The bacterial mass collected from BCYE plates was digested with DNase and RNase and then disintegrated in a French press. A sucrose density gradient was used to isolate the outer and inner membranes of L. micdadei. Proteins isolated from these membranes were analyzed using liquid chromatography with tandem mass spectrometry (LC-MS-MS). The L. micdadei proteome was investigated through diverse subtractive proteomics approaches, e.g., identification of pathogen-specific essential proteins, and draggability.
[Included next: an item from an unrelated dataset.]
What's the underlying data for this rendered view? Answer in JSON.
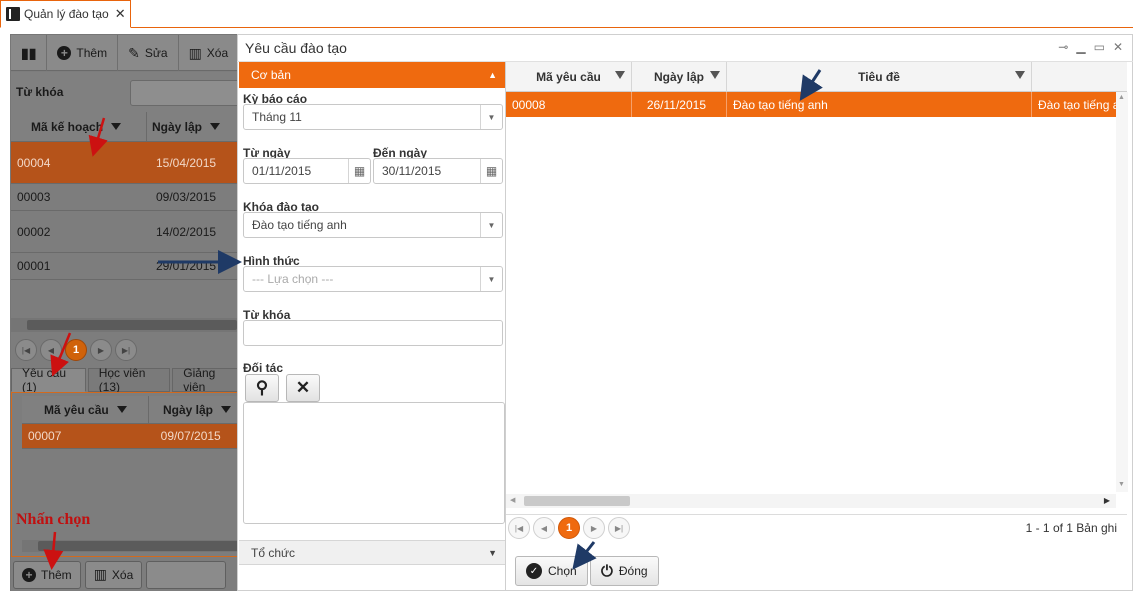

A detailed analysis of the L. micdadei membrane proteome allowed for the identification of 1784 proteins, including virulence factors, proteins associated with the transport of substances across cell membranes and the synthesis of cell membrane components, proteins related to bacterial mobility, and signal transduction pathways. The virulence factors present in L. micdadei membranes included protein building type IVB and II secretion systems, as well as major outer membrane protein (MOMP), macrophage infectivity potentiator (Mip), periplasmic protein EnhC, RND efflux system, outer membrane lipoprotein, the NodT family, and phosphatidylglycerol-prolipoprotein diacylglyceryl transferase.
The identification of L. micdadei membrane proteins and the elucidation of their functions provide deeper insights into the mechanisms underlying the pathogenesis of these microorganisms.